There is a plot, but its episodic and often repetitive, in terms of the action depicted.  When we, the audience, ask the classical-structure Q of What Happens Next, it seems that the answer to the corollary Q (why do/should I care?) seems to be: what new frontier of debauchery will Belfort embark upon?  What taboo will he violate next?  How much longer can he keep this binge of a life going?   But is this enough to account for the pleasure I derive from the film?  It seems insufficient, echoing the complaint of the film's detractors, who decry what they see as pointlessly excessive and repetitive. 

Regarding the Q of Character, it also seems as though there isn't enough there for us to claim that any of these characters are well-developed.  Certainly, their behavior, from the loopy to the grotesque, is captivating.  But there is no real development or change; we don't see much of their inner lives at all, unless we count Belfort's aspirations of getting as fucked up (and fucked) as possible.  It could be argued, as some have (most notably Richard Brody), that it is the pure, primal drives on display - the appetites, be they monetary, sexual, pharmacological - is what we can identify with.  Even if we know that such indulgences are dangerous and in some cases morally wrong, and eventually kind of gross, we can (if we permit ourselves) live vicariously through the ambition on display.
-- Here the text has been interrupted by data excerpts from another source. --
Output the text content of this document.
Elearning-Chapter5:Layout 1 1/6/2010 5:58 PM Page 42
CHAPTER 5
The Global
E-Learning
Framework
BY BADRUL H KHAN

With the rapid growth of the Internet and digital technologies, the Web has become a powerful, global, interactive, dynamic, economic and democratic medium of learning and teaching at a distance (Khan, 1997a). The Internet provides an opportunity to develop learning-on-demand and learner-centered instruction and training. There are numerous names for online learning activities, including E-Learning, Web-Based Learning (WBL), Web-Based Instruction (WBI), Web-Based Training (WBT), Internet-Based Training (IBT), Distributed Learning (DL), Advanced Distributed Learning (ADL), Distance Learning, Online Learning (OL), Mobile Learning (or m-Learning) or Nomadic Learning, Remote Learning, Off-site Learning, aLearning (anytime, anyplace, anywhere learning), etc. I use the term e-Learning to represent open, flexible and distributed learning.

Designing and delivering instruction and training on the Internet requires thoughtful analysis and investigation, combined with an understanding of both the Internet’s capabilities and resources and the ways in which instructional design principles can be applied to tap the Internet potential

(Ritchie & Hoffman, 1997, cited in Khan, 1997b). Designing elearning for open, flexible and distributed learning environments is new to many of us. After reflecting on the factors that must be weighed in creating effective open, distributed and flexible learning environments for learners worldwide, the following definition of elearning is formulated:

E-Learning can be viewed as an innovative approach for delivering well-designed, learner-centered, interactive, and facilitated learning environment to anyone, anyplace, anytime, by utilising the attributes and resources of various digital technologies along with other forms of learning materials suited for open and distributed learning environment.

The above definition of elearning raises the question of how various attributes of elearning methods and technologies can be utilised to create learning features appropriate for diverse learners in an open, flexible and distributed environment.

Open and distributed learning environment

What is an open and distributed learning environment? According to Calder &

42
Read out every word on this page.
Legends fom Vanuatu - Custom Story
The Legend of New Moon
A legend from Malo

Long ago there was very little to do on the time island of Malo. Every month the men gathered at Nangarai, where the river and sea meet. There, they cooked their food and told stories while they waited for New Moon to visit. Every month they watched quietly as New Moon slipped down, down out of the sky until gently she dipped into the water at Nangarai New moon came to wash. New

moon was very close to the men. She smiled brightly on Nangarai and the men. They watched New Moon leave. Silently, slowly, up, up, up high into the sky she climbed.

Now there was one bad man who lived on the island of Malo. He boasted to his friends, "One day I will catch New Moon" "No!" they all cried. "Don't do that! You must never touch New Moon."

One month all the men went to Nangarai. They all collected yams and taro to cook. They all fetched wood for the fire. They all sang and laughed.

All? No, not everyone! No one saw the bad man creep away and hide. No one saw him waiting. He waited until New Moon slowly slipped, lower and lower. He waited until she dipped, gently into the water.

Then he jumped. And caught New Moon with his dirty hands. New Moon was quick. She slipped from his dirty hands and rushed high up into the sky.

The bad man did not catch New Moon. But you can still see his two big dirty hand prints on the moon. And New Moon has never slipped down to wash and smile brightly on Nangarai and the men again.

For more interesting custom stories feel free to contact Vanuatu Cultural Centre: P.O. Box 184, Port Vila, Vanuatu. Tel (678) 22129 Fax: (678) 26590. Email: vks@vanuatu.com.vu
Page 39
I accept that this is partly the case, but I also think something else is going on.  For me, a big pleasure of any Scorsese movie - any movie that I wind up enjoying, for the most part - is aesthetic.  I love the way Scorsese shoots the film - I love his stylistic choices, his use of music, the way he edits together scenes.  I love the serene velocity with which he tells his stories.  But it would be incorrect to say that I'm enjoying the film on a formal level only - clearly, there is a connection between the form and the content, with one deriving energy from another, which then seems to feed back into the other.